ISLAMABAD: The Islamabad High Court (IHC) has clarified opening its doors late on Saturday, when the fate of a no-trust resolution against former prime minister Imran Khan hung in the balance and rumours were rife that Mr Khan might de-notify the army chief in his attempt “to play till the last ball”.

Meanwhile, a petition was also filed in the IHC on Saturday night, asking the court to restrain Mr Khan from de-notifying Gen Qamar Javed Bajwa as chief of the army staff.

Another petition by the Supreme Court Bar Association (SCBA) requested the court to avert a constitutional crisis and implement the Supreme Court’s April 7 order.

“The filing of petitions late in the evening on April 9, 2022, has been misreported and queries have been raised whether petitions can be presented after the notified court timings,” the IHC said in a statement issued on Monday.

IHC clarifies why its doors opened late at night on April 9

In its statement, the IHC referred to two circulars issued on Nov 11, 2019 and Feb 10, 2021 that prescribed “the manner of presentation of petitions after court timing”.

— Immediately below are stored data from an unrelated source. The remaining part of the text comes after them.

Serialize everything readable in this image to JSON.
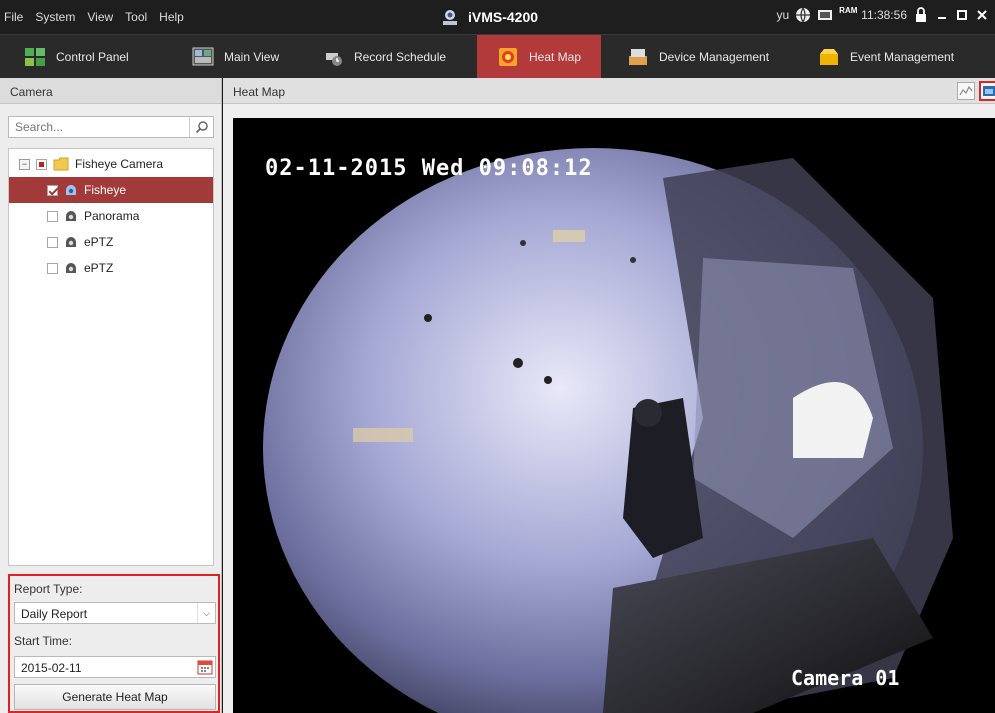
{
  "menu": {
    "items": [
      {
        "label": "File",
        "key": "F"
      },
      {
        "label": "System",
        "key": "S"
      },
      {
        "label": "View",
        "key": "V"
      },
      {
        "label": "Tool",
        "key": "T"
      },
      {
        "label": "Help",
        "key": "H"
      }
    ]
  },
  "app": {
    "title": "iVMS-4200"
  },
  "status": {
    "user": "yu",
    "ram_label": "RAM",
    "time": "11:38:56"
  },
  "tabs": [
    {
      "label": "Control Panel",
      "icon": "control-panel-icon"
    },
    {
      "label": "Main View",
      "icon": "main-view-icon"
    },
    {
      "label": "Record Schedule",
      "icon": "record-schedule-icon"
    },
    {
      "label": "Heat Map",
      "icon": "heat-map-icon",
      "active": true
    },
    {
      "label": "Device Management",
      "icon": "device-management-icon"
    },
    {
      "label": "Event Management",
      "icon": "event-management-icon"
    }
  ],
  "left": {
    "header": "Camera",
    "search_placeholder": "Search...",
    "tree": [
      {
        "label": "Fisheye Camera",
        "level": 0,
        "checked": "partial",
        "icon": "folder-icon"
      },
      {
        "label": "Fisheye",
        "level": 1,
        "checked": true,
        "selected": true,
        "icon": "camera-icon"
      },
      {
        "label": "Panorama",
        "level": 1,
        "checked": false,
        "icon": "camera-icon"
      },
      {
        "label": "ePTZ",
        "level": 1,
        "checked": false,
        "icon": "camera-icon"
      },
      {
        "label": "ePTZ",
        "level": 1,
        "checked": false,
        "icon": "camera-icon"
      }
    ],
    "report": {
      "type_label": "Report Type:",
      "type_value": "Daily Report",
      "start_label": "Start Time:",
      "start_value": "2015-02-11",
      "generate_label": "Generate Heat Map"
    }
  },
  "right": {
    "header": "Heat Map",
    "video": {
      "timestamp": "02-11-2015 Wed 09:08:12",
      "camera_label": "Camera 01"
    }
  },
  "colors": {
    "accent": "#b33a3a",
    "highlight_border": "#dd2222"
  }
}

Through these circulars, the IHC notified that in case of an imminent threat to the life or liberty of a citizen or any other important matter, the registrar office can receive the petition and transmit it to the chief justice even after court timing.

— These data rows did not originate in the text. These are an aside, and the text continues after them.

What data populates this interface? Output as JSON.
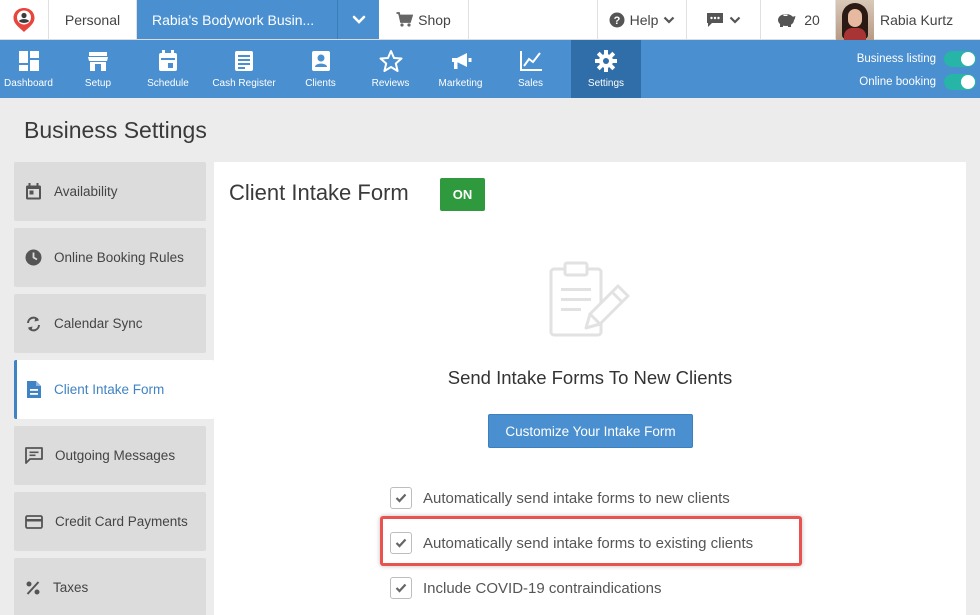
{
  "topbar": {
    "personal_label": "Personal",
    "business_label": "Rabia's Bodywork Busin...",
    "shop_label": "Shop",
    "help_label": "Help",
    "piggy_count": "20",
    "user_name": "Rabia Kurtz"
  },
  "nav": {
    "items": [
      {
        "label": "Dashboard",
        "icon": "dashboard-icon"
      },
      {
        "label": "Setup",
        "icon": "store-icon"
      },
      {
        "label": "Schedule",
        "icon": "calendar-icon"
      },
      {
        "label": "Cash Register",
        "icon": "receipt-icon"
      },
      {
        "label": "Clients",
        "icon": "contact-card-icon"
      },
      {
        "label": "Reviews",
        "icon": "star-icon"
      },
      {
        "label": "Marketing",
        "icon": "megaphone-icon"
      },
      {
        "label": "Sales",
        "icon": "line-chart-icon"
      },
      {
        "label": "Settings",
        "icon": "gear-icon"
      }
    ],
    "active": "Settings",
    "toggles": [
      {
        "label": "Business listing",
        "on": true
      },
      {
        "label": "Online booking",
        "on": true
      }
    ],
    "accent_color": "#4a8fcf",
    "toggle_color": "#26b5a6"
  },
  "page": {
    "title": "Business Settings"
  },
  "sidebar": {
    "items": [
      {
        "label": "Availability",
        "icon": "calendar-day-icon"
      },
      {
        "label": "Online Booking Rules",
        "icon": "clock-icon"
      },
      {
        "label": "Calendar Sync",
        "icon": "sync-icon"
      },
      {
        "label": "Client Intake Form",
        "icon": "document-icon"
      },
      {
        "label": "Outgoing Messages",
        "icon": "message-icon"
      },
      {
        "label": "Credit Card Payments",
        "icon": "credit-card-icon"
      },
      {
        "label": "Taxes",
        "icon": "percent-icon"
      }
    ],
    "active": "Client Intake Form"
  },
  "content": {
    "title": "Client Intake Form",
    "status_badge": "ON",
    "status_color": "#2f9a3d",
    "section_title": "Send Intake Forms To New Clients",
    "customize_button": "Customize Your Intake Form",
    "checkboxes": [
      {
        "label": "Automatically send intake forms to new clients",
        "checked": true
      },
      {
        "label": "Automatically send intake forms to existing clients",
        "checked": true,
        "highlighted": true
      },
      {
        "label": "Include COVID-19 contraindications",
        "checked": true
      }
    ],
    "highlight_color": "#e8534f"
  }
}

“As a constitutional court, the Islamabad High Court has ensured that cases relating to extreme urgency are presented at any time after the notified timings,” the high court said, adding: “The honourable chief justice, if satisfied that there exists extreme urgency, may order fixing of the case at any time.”

Explaining the April 9 events, the IHC said the SCBA president approached the court and inquired about filing a petition under Article 187 of the Constitution.

The IHC statement then referred to the petitions, including a “pre-emptive” constitutional petition that sought to restrain the then premier from de-notifying the army chief.

“In the meanwhile, certain other petitions were presented and they were transmitted to the residence of the honourable chief justice, who was satisfied that neither the petitions warranted initiation of proceedings nor required passing of a judicial order,” it said.

It is, therefore, clarified that in the light of the above-mentioned circulars, a petition regarding extreme urgency could be presented at any time after the notified court timings and it could also be fixed for hearing subject to the satisfaction of the chief justice that circumstances exist for doing so, the court said.